Sunday, February 04, 2024

To Be a Machine (Mark O'Connell)

Mark O'Connell
To Be a Machine




















Subtitle neatly sums up the book: Adventures Among Cyborgs, Utopians, Hackers, and the Futurists Solving the Modest Problem of Death.
A journalist investigating those who feel that humans should become machines to the extent of getting rid of our bodies completely and migrate our brains to machinery or a communications network (like the internet) or even to be distributed across that network(s) across the universe. Some pay for their dead bodies to be frozen awaiting the time when they can be revived, some are just heads awaiting the time to transfer their brains into a robot. The people he meet range across different personalities but all are driven in their quest.

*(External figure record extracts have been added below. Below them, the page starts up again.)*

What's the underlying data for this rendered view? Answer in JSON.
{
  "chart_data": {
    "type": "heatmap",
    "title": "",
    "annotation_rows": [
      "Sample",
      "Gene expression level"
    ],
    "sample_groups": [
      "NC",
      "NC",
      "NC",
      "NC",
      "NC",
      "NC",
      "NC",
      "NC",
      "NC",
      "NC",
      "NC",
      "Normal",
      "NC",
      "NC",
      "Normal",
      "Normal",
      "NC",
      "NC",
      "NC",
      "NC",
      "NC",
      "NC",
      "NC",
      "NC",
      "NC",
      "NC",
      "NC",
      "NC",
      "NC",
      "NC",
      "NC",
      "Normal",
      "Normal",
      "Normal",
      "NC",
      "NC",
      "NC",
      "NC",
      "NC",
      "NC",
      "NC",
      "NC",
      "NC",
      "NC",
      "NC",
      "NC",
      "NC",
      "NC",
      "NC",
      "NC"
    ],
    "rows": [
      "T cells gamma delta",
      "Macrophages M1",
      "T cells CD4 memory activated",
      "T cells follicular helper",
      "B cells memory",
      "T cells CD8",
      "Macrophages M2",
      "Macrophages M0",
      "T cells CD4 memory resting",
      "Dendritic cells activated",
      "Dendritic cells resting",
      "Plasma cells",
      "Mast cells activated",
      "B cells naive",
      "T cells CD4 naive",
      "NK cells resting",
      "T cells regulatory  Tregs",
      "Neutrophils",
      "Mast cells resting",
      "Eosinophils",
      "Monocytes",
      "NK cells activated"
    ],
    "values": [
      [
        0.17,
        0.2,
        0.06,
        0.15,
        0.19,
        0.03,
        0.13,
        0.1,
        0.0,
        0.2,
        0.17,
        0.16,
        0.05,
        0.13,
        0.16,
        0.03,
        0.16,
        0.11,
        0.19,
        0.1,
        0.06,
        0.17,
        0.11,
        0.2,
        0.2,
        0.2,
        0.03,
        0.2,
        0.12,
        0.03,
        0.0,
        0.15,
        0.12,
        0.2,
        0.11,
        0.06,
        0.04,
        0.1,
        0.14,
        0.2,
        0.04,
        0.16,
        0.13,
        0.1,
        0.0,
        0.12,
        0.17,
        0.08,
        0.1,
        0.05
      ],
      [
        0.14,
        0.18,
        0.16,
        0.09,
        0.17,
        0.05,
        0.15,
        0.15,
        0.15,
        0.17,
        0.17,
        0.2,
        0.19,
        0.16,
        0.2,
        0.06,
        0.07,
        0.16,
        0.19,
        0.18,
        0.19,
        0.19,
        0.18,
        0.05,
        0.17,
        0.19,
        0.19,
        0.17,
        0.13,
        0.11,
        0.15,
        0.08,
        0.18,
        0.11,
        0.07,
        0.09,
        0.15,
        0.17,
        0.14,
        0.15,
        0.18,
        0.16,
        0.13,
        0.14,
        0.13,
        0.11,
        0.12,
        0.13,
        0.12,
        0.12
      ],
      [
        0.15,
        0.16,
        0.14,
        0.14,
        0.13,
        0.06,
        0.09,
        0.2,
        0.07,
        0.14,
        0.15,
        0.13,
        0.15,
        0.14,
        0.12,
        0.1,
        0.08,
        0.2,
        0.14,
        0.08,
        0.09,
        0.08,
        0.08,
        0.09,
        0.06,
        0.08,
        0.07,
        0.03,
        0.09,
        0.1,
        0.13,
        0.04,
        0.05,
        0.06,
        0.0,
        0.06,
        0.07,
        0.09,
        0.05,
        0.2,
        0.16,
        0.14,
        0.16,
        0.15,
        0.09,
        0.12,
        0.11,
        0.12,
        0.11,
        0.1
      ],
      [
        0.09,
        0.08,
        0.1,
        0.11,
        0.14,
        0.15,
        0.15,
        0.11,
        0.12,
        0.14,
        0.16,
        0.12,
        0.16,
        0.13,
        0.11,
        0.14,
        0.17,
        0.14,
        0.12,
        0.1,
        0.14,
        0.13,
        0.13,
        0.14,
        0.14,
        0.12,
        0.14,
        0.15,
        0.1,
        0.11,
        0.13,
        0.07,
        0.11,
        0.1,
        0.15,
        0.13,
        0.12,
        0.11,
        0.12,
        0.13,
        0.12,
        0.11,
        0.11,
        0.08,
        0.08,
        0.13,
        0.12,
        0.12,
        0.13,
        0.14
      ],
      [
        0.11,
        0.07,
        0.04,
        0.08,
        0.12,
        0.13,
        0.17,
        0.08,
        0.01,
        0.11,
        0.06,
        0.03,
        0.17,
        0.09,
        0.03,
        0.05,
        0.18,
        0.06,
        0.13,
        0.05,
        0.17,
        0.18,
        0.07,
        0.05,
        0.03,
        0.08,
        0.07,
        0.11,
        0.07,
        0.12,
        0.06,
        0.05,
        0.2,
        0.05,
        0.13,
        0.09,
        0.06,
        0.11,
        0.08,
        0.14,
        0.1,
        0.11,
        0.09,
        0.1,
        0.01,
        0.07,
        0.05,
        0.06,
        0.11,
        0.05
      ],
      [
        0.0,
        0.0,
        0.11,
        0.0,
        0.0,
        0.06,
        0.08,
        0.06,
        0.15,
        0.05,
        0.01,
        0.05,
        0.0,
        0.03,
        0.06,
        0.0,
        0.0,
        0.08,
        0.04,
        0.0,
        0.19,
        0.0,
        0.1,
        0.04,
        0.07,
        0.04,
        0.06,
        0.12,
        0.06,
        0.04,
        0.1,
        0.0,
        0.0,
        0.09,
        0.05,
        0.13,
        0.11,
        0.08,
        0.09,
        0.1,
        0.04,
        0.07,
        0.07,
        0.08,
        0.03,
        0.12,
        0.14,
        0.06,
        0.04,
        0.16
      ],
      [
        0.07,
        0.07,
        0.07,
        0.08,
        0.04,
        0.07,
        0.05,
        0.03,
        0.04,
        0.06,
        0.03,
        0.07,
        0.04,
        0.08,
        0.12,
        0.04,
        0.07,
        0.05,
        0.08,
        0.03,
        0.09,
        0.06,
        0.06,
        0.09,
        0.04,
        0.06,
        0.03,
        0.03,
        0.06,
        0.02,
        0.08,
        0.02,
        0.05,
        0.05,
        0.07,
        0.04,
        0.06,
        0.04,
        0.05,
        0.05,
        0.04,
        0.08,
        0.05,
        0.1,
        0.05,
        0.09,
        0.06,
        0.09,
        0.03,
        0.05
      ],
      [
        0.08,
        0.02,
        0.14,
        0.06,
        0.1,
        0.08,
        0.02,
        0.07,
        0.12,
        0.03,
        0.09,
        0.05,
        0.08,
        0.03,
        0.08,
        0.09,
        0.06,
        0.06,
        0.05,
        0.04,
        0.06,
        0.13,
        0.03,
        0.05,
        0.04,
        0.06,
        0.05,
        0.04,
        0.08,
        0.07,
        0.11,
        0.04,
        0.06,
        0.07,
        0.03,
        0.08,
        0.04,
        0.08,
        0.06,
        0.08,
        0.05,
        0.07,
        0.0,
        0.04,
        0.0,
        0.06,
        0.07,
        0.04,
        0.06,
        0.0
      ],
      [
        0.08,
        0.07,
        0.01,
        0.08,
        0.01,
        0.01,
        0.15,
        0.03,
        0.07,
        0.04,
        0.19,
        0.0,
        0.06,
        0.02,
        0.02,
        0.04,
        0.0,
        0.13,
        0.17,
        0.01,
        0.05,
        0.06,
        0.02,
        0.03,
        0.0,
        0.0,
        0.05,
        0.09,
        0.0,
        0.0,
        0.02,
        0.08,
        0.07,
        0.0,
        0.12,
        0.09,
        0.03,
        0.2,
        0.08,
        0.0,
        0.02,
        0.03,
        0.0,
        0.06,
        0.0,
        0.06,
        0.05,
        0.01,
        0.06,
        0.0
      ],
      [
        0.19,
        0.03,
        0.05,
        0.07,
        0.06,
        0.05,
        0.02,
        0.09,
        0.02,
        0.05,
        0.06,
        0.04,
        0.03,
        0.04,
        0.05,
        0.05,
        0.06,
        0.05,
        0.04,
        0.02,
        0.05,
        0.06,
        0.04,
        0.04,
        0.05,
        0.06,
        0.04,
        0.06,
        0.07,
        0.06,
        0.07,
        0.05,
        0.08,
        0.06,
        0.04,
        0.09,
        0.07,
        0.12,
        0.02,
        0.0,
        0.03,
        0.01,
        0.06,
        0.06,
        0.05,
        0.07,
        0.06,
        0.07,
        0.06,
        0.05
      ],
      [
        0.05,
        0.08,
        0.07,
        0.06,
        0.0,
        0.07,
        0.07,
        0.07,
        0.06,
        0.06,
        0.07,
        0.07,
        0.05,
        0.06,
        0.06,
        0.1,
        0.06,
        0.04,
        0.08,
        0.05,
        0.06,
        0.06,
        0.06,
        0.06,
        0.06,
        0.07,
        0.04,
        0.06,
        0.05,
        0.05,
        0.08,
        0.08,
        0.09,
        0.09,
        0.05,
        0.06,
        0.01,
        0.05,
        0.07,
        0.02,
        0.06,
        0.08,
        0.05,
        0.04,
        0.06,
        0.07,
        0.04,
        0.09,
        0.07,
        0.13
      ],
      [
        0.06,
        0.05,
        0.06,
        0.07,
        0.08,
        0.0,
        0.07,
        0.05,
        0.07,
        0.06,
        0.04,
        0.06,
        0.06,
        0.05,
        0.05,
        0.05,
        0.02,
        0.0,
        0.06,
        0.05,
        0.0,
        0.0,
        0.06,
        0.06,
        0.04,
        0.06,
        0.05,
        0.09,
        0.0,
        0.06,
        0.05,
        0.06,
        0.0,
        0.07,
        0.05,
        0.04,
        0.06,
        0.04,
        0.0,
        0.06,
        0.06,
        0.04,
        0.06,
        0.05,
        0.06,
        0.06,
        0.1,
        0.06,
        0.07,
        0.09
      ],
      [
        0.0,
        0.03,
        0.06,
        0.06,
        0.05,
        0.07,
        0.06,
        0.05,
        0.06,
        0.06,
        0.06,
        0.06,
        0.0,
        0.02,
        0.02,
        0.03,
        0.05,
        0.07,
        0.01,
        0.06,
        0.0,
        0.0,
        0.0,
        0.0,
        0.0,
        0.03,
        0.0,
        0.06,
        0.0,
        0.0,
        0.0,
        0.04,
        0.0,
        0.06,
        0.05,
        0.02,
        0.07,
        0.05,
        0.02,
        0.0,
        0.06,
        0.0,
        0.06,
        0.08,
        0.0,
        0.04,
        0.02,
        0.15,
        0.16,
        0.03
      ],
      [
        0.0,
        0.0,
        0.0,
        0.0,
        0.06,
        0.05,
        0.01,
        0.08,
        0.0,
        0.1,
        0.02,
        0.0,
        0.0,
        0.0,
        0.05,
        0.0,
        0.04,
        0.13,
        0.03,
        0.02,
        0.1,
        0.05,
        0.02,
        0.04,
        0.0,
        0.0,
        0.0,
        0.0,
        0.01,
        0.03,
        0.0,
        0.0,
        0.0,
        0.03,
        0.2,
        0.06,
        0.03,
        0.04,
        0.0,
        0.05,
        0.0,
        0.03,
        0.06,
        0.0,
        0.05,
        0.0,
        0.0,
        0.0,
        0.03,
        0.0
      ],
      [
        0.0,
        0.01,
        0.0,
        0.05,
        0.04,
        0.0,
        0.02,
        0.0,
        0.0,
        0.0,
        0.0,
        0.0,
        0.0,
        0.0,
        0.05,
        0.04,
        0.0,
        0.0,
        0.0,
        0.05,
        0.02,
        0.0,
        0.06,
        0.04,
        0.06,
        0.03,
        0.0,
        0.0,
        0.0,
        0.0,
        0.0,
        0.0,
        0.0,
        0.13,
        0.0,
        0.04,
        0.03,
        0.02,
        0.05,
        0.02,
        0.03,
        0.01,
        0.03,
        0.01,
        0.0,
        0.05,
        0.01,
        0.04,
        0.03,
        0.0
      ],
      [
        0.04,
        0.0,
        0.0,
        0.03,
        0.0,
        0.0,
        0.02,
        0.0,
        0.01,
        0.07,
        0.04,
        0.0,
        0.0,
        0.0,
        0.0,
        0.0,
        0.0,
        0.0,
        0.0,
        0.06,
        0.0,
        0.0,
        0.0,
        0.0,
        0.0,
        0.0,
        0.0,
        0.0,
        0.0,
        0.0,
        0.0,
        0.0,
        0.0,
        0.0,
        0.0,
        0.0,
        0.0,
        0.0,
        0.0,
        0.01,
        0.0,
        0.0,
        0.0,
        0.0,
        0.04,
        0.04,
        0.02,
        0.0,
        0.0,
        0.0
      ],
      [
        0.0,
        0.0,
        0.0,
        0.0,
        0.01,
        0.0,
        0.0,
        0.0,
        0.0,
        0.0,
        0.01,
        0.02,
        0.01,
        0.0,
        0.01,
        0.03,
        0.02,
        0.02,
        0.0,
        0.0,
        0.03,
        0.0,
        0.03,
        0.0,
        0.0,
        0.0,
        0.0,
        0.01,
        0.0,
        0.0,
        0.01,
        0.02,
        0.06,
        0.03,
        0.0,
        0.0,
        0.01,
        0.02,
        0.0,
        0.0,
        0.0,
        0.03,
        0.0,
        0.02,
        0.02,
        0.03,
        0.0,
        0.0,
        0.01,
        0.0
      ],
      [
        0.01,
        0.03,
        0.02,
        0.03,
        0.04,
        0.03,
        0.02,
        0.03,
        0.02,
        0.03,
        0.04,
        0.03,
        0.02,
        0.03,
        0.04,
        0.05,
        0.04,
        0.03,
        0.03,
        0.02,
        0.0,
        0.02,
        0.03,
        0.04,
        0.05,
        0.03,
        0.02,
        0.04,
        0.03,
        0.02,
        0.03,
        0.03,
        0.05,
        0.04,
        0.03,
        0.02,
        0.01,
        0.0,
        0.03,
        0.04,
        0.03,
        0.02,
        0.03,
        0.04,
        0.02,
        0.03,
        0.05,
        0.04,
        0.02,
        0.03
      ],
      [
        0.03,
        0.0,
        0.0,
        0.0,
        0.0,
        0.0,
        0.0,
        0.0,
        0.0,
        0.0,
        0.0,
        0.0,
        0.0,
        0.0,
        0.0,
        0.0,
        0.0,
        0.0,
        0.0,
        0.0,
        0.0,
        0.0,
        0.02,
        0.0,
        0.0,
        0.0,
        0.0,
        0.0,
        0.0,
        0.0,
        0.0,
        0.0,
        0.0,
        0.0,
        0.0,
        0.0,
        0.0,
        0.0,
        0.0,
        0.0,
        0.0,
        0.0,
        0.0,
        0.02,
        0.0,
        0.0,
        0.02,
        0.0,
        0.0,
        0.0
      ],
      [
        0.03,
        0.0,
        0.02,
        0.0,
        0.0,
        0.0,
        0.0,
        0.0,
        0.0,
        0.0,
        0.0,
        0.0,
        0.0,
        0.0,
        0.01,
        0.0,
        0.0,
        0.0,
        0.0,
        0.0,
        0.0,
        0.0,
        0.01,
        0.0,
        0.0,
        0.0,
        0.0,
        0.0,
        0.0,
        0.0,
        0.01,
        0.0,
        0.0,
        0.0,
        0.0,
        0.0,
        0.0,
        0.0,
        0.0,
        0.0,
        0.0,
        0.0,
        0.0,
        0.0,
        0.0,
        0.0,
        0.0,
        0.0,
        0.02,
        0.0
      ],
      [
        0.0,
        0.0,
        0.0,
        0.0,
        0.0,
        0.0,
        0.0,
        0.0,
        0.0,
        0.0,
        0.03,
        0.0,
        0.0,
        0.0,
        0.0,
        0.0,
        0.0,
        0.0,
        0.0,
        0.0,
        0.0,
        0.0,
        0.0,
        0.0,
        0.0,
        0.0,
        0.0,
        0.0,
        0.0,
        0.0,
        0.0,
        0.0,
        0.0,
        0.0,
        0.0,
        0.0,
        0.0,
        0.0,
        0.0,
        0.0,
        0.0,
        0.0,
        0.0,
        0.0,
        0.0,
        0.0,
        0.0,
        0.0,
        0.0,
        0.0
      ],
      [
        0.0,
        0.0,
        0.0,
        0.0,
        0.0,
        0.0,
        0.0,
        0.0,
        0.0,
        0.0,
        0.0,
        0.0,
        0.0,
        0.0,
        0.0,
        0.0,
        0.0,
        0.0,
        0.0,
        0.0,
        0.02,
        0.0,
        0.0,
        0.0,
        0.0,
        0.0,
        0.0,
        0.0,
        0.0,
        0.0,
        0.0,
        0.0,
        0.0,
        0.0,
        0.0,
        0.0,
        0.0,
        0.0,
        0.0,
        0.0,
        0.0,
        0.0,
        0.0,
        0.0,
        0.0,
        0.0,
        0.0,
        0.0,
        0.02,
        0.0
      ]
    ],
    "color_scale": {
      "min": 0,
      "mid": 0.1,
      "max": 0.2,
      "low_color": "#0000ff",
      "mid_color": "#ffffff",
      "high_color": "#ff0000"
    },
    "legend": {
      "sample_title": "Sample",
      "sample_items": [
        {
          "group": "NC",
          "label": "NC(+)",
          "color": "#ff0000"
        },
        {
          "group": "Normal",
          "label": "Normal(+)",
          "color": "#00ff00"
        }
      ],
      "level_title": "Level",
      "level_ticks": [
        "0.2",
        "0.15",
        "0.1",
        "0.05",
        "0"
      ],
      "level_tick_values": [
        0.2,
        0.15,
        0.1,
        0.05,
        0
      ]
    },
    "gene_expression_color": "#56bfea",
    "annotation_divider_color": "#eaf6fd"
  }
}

As the author questions, would you be human if your brain was lodged in a machine or network given that human behaviour and enjoyment is driven by relationships with others and physical sensations including holding babies and such like. There again you get the feeling that these are secondary to those pursuing eternal life. Although the end game wished for seems fantastic since the book was written in 2017 we have moved significantly forward, if you think this is progress which I don't necessarily, with artificial intelligence and in using tech implants for both experimental and medical uses such as bypassing someone's broken nervous system so that they can control their legs by thinking with that being transmitted to muscles. Overall of course it's a dream of the very wealthy with billionaires pouring vast amounts of money into research much of which is by the American military. An interesting read and although seemingly a dry subject there is a certain amount of humour some laugh out loud. Very well written. Thanks Simon.